Mort mystérieuse d’un ingénieur marocain en France, sa famille exige une enquête

26 Fév 2020 à 07:31 Société
Mort mystérieuse d’un ingénieur marocain en France, sa famille exige une enquête

A 26 ans, Reda Amine M. a trouvé la mort dans des circonstances troublantes le 30 janvier dernier à Evry dans la région parisienne, où il se trouvait pour une mission de travail. La police locale penche pour un suicide mais la famille ne croit pas à cette thèse et demande une enquête en bonne et due forme. 

A Evry ce 30 janvier 2020, Reda Amine vient tout juste de rentrer à son hôtel après une soirée en compagnie de ses collègues de travail. Premier réflexe, il appelle sa mère puis sa fiancée pour leur souhaiter une bonne nuit. Ce sera la dernière fois qu’elles entendront le son de sa voix. Le lendemain matin, le corps de cet ingénieur aéronautique a été retrouvé sans vie dans la chambre qu’il louait depuis à peine quatre jours.

Contactée par la rédaction de Hespress FR, la mère du défunt, qui vit à Casablanca, est encore sous le choc. « J’étais en ligne avec lui seulement quelques minutes avant sa mort », nous dit-elle avant de nous éclairer sur la situation de son fils. 

Depuis trois ans, Reda Amine travaillait comme ingénieur mécanique à Casablanca pour une entreprise française spécialisée dans l’industrie de l’aviation civile et militaire juste après l’obtention de son diplôme. « La société l’a mandaté pour effectuer une mission en France, où il s’est rendu le 26 janvier en compagnie d’autres collègues de travail et tout se passait pour le mieux. Mon fils était heureux », nous confie-t-elle. 

Mais le lendemain matin, la maman ne reçoit aucune nouvelle, inquiète sans plus étant donné l’emploi du temps chargé de son fils. « C’est seulement quand sa fiancée m’a appelée pour me dire qu’il ne l’avait pas contactée de la journée que je me suis inquiétée», se remémore-t-elle. Précipitamment, elle s’empare de son téléphone et joint un des collègues présents sur place. « C’est à ce moment-là que j’ai appris sa mort », nous explique-t-elle avant de nous livrer sa première pensée sur le moment. « J’ai cru au départ que c’était à cause du gaz ». 

Les explications de la police ne viendront que le lendemain. « Je les ai contactés très rapidement mais on m’a fait patienter. Ce n’est que le 31 qu’ils nous ont confirmé sa mort. On m’a dit que le décès était dû au suicide par pendaison à l’aide d’une corde retrouvée à l’intérieur de chambre d’hôtel », reprend la sœur de la victime, pas vraiment convaincue par les conclusions de l’enquête. « Il aimait la vie, il avait énormément de projets alors pourquoi se serait-il suicidé ? », s’interroge-t-elle. Cette explication, elle n’y croit pas et a demandé à ce qu’une nouvelle enquête approfondie soit diligentée, à être informée sur ses résultats et que les conclusions de l’autopsie leur soient révélées. 

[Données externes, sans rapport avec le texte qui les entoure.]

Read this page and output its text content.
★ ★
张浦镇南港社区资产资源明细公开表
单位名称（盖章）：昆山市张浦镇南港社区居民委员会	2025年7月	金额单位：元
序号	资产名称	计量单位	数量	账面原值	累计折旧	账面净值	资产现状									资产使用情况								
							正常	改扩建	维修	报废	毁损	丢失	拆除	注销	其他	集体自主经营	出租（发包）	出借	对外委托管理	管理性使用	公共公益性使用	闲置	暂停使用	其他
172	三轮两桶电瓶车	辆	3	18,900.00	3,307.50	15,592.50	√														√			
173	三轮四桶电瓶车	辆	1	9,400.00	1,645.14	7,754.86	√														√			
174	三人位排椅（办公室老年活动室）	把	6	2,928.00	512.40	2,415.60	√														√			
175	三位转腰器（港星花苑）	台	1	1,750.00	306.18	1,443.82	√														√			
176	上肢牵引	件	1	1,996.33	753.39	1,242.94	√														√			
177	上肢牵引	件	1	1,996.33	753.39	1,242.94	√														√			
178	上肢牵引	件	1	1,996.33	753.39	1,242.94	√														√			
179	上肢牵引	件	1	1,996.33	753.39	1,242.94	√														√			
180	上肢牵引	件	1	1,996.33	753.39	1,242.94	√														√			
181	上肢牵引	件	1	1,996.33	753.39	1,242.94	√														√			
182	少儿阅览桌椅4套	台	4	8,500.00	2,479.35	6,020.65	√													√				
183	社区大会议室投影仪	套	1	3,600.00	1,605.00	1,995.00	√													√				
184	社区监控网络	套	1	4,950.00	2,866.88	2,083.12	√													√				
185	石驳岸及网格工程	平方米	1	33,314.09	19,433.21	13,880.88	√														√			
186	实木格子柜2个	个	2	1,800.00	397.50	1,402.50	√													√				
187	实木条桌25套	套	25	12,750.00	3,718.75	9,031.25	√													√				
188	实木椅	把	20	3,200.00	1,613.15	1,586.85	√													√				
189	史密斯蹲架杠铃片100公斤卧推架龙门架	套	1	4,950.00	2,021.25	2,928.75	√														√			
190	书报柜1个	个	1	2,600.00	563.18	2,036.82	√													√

« Il n’avait aucun trouble psychologique au contraire, il était très intelligent et bien intégré dans son travail dans lequel il excellait », appuie la sœur de la victime. 

En plus de cela, Reda Amine devait bientôt se marier et avait même acheté une maison à Casablanca qui devait lui être livrée en août 2020. A sa fiancée, il avait demandé de préparer les documents de visa pour lui rendre visite en France. 

Concernant les circonstances de sa mort, la sœur du défunt a indiqué avoir contacté le ministère français de l’Intérieur. « On m’a dit que l’enquête était toujours en cours mais nous n’avons aucune nouvelle depuis ». 

« Mon fils était toujours positif, je ne sais pas comment il aurait pu se suicider … nous devons découvrir la vérité », souhaite la mère de la victime qui ajoute : « l’ordinateur de mon fils a disparu cette nuit-là et nous n’avons aucune explication alors qu’il travaillait sur des projets importants. Nous demandons donc une enquête approfondie et des preuves ». 

La sœur du défunt a évoqué des incohérences dans les données qu’elle a reçues de diverses autorités françaises. La police a ainsi assuré que le dossier était bouclé, après avoir déterminé les causes du décès par suicide, tandis qu’elle a reçu une lettre du ministère de l’Intérieur lui disant que la police enquêtait toujours sur les circonstances du décès.

La famille de Reda Amine appelle le ministère marocain des Affaires étrangères et l’ambassade du Maroc en France à intervenir pour l’aider à découvrir la vérité. « Il avait QI très élevé, il était très bon dans ses études et son travail, et il aimait la vie et aspirait à construire son avenir », nous rappelle cette famille qui attend simplement la vérité dans ce dossier.